Glasgow & Edinburgh - What's the Difference?
Life is full of competition. Dogs vs Cats, Star Wars vs Star Trek, Tea vs Coffee - the list goes on! Having a bit of healthy competition is good, as it can help you find out what it is you like and what it is you don't. Have you ever noticed that there can be competition between cities? Some residents think theirs is the best one in the world, hands down and no questions asked, while others may have a sneaky hankering for the grass on the other side of the fence. Edinburgh and Glasgow are no different. There are a great deal of differences between them, and similarities too. We're not even going to mention the football teams here - thats for a whole different thread. Read on!
The first, most noticeable difference is that Glasgow is much larger. It is Scotland's most populated city, and the fourth most populated in the whole of the UK. Edinburgh has a much smaller population, and because of this the architecture tends towards older, prettier buildings and having fewer "new" developments in terms of housing. You will probably notice more tourists in Edinburgh, because there are fewer people in general, which can work in your favour because there will be more events (and shopping!) geared towards visitors, rather than people who live there full time.
As you'll find when you go on one of Tours of Glasgow - it's a friendly city. You will notice this if you ever visit - there will always be someone who is willing to tell you about fun things to do in Glasgow, or places to visit in Glasgow. Some people say that Edinburgh may be more cosmopolitan and that people are less willing to stop on street corners and chat to tourists.
Both cities have a vast wealth of amazing cultural events and exciting things to see and do during your stay. Edinburgh, of course, hosts the comedy festival the Edinburgh Fringe, which sees a huge variety of artists you won't see anywhere else coming to perform their comedy gold before an unknown audience. You could be in that crowd! Glasgow, on the other hand, offers such events as the Proms in The Park, and has been host to the international Commonwealth Games.
Glasgow is closer to the Highlands (often a destination after exploring Glasgow attractions) whereas Edinburgh is nearer to England. This means that the native accent is much thicker in Glasgow. You may struggle to understand the locals in Glasgow unless they speak slowly, an effect that can be even more noticeable after a night in the pub! (We make sure that our our Glasgow tour guides are easily understood, don't worry!).
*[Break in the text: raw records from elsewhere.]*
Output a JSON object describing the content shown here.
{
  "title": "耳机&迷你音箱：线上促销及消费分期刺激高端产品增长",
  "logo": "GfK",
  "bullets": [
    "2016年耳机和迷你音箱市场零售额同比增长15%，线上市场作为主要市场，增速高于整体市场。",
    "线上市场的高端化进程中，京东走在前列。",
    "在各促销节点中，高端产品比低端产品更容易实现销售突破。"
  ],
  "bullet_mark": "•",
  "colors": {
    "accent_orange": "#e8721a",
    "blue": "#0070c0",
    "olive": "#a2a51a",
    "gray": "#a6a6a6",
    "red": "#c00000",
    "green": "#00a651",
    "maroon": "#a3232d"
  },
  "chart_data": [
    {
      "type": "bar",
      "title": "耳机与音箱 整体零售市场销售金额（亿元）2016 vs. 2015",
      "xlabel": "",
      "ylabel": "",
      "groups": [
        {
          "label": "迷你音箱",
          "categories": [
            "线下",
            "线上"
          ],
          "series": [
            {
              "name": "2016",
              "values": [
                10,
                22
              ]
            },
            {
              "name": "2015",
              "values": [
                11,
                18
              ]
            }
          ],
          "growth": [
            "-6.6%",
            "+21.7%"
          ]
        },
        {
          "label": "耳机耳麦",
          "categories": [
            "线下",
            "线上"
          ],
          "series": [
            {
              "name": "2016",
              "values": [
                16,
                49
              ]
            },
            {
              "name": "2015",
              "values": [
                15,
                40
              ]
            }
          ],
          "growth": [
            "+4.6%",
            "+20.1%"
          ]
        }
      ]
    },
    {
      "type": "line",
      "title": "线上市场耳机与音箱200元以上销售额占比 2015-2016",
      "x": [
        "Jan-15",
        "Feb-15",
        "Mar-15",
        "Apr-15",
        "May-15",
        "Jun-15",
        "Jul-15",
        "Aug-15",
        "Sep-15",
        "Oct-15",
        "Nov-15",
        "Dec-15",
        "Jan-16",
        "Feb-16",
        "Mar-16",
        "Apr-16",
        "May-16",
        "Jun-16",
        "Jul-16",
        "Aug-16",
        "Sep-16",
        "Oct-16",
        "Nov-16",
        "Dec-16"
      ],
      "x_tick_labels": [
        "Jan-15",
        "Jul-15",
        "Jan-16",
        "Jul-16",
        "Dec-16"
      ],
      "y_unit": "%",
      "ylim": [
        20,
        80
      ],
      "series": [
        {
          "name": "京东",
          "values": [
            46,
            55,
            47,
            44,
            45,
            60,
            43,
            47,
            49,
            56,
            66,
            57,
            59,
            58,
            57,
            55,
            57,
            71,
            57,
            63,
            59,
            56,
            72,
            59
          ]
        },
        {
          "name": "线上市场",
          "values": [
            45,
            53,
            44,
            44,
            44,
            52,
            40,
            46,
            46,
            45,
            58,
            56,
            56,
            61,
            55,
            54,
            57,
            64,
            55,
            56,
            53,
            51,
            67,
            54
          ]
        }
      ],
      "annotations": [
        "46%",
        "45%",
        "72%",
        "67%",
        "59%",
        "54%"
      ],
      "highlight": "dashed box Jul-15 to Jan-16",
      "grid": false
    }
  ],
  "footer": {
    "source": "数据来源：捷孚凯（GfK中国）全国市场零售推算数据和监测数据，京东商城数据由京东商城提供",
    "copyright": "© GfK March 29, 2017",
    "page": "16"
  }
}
Edinburgh being closer to the UK mainland means that the accent is closer to the UK accents, which can be a real draw for tourists, especially those for whom English is not a first language.
Your best bet, when trying to work out the differences between Glasgow and Edinburgh, is to go to both cities and try to decide for yourself which is best. Whether you are looking for Glasgow attractions or Edinburgh wonders, you are sure to find what you are looking for in the wilds of either of these gorgeous Scottish cities.